Similarly, culture affects the use of touch. Some cultures are contact cultures (for example, Italy) (Williams & Hughes, 2005) and depend on touch as an important form of communication. Other cultures are noncontact cultures and are touch-sensitive or even tend to avoid touch. Latin American, Mediterranean, and Eastern European cultures, for example, rely on touch much more than Scandinavian cultures do. Public touch, linked to the type of interpersonal relationship that exists and the culture in which it occurs, affects both the amount of touch and the area of the body that is appropriate to touch (Avtgis & Rancer, 2003; DiBiase & Gunnoe, 2004; McDaniel & Andersen, 1998). Social-polite touch, for example, involves a handshake between American men but a kiss between Arabic men. And some religions prohibit opposite-sex touch between unmarried or unrelated individuals.

Sex and gender also influence nonverbal communication. Women usually pay more attention to both verbal and nonverbal cues when evaluating their partners and deciding how much of themselves they should reveal to those partners, whereas men attend more to verbal information (Gore, 2009). Women also engage in more eye contact, initiate touch more often, and smile more than men (Hall, 1998; Stewart, Cooper, & Steward, 2003).

Such differences are not necessarily biologically based. For example, mothers may use more varied facial expressions with their daughters because they believe that women are supposed to be more expressive than men or because their childhood environment presented them with more opportunities to develop nonverbal skills (Hall, Carter, & Hogan, 2000). Adult gender roles may also play a part.
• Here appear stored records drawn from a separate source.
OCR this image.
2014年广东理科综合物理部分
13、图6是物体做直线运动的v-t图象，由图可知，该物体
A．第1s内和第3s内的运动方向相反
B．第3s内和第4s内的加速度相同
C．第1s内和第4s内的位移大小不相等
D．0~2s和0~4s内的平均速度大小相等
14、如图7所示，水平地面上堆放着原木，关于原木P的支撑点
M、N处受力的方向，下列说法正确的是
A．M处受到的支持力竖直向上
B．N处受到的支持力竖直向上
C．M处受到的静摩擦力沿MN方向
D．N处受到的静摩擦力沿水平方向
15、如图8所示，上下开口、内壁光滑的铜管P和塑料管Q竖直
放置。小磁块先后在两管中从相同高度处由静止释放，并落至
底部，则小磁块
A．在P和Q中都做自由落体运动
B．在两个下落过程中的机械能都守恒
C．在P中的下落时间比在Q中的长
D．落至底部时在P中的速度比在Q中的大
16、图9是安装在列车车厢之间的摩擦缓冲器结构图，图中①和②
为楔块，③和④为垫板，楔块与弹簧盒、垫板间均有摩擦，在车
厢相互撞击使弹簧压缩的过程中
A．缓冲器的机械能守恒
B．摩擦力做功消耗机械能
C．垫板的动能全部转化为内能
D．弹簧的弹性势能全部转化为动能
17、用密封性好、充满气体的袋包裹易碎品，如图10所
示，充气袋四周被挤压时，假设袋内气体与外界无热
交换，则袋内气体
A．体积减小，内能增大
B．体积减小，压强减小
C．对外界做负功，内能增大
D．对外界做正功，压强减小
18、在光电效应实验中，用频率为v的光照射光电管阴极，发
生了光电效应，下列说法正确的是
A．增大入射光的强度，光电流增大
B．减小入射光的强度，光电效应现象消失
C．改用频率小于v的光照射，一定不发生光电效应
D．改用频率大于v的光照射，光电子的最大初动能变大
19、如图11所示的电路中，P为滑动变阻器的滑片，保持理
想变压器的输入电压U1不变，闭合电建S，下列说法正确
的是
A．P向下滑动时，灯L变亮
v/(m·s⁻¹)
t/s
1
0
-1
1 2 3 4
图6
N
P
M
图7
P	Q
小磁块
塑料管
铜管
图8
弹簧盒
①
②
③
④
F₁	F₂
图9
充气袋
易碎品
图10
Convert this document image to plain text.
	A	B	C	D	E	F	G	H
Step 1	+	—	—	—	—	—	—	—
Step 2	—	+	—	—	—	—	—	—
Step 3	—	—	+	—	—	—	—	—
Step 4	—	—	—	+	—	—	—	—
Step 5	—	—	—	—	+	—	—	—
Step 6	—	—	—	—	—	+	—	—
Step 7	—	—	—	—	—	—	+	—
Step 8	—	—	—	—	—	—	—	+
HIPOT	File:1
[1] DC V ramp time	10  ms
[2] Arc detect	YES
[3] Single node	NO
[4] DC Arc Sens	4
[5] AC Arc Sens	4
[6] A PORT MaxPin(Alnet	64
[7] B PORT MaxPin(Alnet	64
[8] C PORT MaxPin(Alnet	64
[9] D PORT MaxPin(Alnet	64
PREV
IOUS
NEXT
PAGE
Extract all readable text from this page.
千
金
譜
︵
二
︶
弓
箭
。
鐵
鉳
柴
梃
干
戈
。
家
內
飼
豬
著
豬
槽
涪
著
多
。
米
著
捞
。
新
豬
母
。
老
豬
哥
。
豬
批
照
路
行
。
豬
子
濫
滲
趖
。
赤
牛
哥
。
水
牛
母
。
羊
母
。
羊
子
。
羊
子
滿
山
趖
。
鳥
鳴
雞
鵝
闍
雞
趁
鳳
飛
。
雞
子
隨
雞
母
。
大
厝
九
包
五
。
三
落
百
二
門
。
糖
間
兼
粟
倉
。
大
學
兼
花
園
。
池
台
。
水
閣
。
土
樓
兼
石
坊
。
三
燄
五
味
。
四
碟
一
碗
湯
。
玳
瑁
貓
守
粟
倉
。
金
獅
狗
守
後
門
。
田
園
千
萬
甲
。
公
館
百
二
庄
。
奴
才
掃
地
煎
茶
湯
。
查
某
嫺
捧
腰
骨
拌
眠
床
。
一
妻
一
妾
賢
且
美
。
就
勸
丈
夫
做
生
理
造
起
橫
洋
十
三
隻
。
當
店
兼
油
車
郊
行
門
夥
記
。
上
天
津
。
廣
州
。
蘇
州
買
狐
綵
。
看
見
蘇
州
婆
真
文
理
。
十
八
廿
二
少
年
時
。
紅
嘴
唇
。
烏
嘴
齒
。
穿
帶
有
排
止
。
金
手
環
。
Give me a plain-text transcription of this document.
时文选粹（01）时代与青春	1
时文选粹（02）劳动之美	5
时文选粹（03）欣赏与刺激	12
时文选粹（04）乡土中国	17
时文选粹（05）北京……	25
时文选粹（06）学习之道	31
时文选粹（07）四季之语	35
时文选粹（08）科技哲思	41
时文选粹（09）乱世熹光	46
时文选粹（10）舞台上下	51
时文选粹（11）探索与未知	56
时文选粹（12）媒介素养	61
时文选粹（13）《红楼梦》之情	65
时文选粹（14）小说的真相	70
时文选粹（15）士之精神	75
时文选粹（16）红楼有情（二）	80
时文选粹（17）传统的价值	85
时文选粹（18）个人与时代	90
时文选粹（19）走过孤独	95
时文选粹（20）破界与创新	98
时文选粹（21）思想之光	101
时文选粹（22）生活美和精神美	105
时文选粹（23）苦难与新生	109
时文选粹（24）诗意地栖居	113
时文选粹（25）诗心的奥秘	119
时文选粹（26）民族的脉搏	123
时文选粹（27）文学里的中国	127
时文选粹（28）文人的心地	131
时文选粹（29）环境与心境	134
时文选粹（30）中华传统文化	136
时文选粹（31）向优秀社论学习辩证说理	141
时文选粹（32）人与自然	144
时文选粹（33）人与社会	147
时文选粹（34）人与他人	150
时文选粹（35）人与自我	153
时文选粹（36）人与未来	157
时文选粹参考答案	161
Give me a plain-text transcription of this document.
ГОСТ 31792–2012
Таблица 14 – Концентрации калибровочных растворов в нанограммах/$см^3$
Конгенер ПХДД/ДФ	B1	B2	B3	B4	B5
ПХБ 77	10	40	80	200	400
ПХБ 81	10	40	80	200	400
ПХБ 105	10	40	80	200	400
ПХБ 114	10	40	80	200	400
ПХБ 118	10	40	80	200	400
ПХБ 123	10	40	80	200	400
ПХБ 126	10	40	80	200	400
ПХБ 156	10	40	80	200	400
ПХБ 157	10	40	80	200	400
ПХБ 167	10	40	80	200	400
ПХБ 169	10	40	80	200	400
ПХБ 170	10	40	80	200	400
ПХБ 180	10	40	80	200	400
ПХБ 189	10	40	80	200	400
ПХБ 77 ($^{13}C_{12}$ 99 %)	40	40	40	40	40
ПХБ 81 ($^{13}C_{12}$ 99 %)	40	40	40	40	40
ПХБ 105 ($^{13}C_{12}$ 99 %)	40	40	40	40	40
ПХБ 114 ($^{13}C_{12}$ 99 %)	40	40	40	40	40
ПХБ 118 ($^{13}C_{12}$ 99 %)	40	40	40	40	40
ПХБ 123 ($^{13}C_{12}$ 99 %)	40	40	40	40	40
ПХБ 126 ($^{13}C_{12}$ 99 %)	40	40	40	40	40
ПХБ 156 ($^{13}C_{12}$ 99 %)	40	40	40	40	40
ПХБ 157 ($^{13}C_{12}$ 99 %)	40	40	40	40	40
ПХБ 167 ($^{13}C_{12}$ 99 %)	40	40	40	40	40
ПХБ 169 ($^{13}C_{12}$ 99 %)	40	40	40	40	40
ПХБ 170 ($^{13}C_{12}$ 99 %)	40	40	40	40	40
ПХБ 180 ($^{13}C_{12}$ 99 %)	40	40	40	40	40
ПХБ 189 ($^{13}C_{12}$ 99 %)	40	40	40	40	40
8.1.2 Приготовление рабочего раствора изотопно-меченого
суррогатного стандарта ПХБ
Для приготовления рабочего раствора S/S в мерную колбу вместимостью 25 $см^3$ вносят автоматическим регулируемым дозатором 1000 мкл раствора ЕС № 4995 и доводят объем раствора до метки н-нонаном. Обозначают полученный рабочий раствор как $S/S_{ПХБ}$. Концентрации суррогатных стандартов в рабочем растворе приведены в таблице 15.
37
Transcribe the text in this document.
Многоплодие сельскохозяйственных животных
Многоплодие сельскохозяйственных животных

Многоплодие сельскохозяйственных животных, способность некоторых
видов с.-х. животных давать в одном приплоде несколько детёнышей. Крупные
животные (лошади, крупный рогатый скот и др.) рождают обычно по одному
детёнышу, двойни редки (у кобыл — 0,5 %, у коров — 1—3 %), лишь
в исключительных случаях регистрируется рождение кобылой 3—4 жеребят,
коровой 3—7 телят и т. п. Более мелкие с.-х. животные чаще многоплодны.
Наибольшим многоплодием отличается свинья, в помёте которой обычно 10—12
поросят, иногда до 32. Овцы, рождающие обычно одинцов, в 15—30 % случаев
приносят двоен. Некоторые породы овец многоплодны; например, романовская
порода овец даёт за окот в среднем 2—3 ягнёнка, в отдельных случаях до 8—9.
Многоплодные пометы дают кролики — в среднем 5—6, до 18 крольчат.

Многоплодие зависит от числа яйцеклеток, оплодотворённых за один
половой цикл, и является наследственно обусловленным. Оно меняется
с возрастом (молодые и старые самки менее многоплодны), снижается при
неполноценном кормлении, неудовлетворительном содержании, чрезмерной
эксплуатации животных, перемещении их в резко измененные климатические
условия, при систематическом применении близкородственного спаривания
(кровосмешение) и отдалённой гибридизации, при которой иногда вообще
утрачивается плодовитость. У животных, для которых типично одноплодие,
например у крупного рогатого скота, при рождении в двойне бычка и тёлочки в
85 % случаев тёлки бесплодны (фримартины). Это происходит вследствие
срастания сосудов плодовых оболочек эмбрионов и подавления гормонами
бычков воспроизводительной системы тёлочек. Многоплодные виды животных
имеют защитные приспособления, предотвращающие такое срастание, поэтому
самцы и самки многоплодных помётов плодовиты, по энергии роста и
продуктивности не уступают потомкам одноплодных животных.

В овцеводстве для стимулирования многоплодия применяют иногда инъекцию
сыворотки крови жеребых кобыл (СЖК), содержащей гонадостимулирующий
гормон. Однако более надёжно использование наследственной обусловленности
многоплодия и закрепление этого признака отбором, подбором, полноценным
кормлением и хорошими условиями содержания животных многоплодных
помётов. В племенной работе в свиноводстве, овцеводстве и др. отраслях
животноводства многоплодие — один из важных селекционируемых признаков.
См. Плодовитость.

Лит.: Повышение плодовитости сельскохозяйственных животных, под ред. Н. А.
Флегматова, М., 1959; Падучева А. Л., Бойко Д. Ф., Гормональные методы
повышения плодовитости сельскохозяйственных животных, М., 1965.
Since women are expected to look out for the welfare of others, smiling—as well as other affirming nonverbal behaviors—may help women meet situational, gendered expectations (Hall et al., 2000). This may also help explain why women exhibit greater sensitivity to nonverbal messages. They tend to exhibit more signs of interest (such as head tilts and paralinguistic encouragers like “uh-huh” and “ah”) and also decode others’ nonverbal behaviors more accurately, particularly those involving the face (Burgoon & Bacue, 2003).